San Francisco went for Smith, Wilson, and Cleveland (in the case of 1892, that was the flipping point)
That’s true, of course, but San Francisco was much more cosmopolitan than coastal counties to its north and south, and had been more Democratic ever since the Civil War.
Counties north from Mendocino were as firmly anti-Catholic as Western Oregon and Western Washington – Humboldt County voted Republican in every election from 1864 to 1928 and Smith received only 28 percent there.
Wow: FDR won Grant County, WA by 22 points in 1932. He won it by 73 points in 1936.
Grant County is where Grand Coulee Dam is located – no wonder those without jobs or merely fearing their security flocked to Roosevelt with such opportunities in hydropower and irrigation!
Even more amazing is that in 1936 FDR got 73.06 percent in Adams County, Washington – yet
no Democrat, not even Johnson in 1964, has ever won there since Willkie carried Adams in 1940! In constrast, in island San Juan County where there were no massive public works projects, Roosevelt received just 48.59 percent of the vote (to Landon’s 43.26 percent or 5 percent above his nationwide vote share).
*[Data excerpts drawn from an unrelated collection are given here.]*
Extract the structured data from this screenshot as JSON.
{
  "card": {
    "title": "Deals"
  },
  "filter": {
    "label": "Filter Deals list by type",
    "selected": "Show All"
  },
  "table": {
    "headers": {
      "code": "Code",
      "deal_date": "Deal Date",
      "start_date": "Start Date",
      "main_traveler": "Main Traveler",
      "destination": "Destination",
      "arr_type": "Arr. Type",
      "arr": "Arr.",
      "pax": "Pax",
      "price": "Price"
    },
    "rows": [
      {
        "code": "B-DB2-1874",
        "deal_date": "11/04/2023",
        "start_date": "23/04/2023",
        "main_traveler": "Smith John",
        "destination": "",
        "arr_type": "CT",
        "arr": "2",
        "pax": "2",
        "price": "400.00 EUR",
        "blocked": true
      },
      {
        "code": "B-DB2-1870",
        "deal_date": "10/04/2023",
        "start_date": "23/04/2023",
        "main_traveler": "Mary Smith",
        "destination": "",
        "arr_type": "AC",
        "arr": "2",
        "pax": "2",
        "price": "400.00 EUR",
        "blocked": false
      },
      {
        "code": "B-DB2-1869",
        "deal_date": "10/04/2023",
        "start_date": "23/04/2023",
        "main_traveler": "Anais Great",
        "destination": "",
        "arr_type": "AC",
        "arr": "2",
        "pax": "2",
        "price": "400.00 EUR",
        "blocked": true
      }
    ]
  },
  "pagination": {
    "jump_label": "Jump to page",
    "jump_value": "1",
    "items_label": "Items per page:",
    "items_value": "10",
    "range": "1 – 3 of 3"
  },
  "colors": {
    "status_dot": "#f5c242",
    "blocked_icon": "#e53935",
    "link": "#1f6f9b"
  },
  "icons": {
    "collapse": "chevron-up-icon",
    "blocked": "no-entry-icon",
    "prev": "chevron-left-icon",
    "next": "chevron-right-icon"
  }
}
The following three articles:
- ‘The Political Economy of New Deal Spending: An Econometric Analysis’ by Gavin Wright from The Review of Economics and Statistics, v1olume 56, issue 1 (February 1974) and
- ‘A Statistical Analysis of New Deal Economic Programs in the Forty-Eight States, 1933-39’ (1972 thesis) by Donald Reading
- ‘Electoral Incentives, Public Policy, and the New Deal Realignment’ by Robert K. Fleck, from Southern Economic Journal, volume 65, issue 3 (1999)
demonstrate clearly how the New Deal targeted the West because of the higher standard deviation of its Democratic vote preference, enabling Roosevelt to maintain power. Once the Democratic Party’s congressional fortunes declined with the 1938 midterm elections, Roosevelt could not keep up this policy.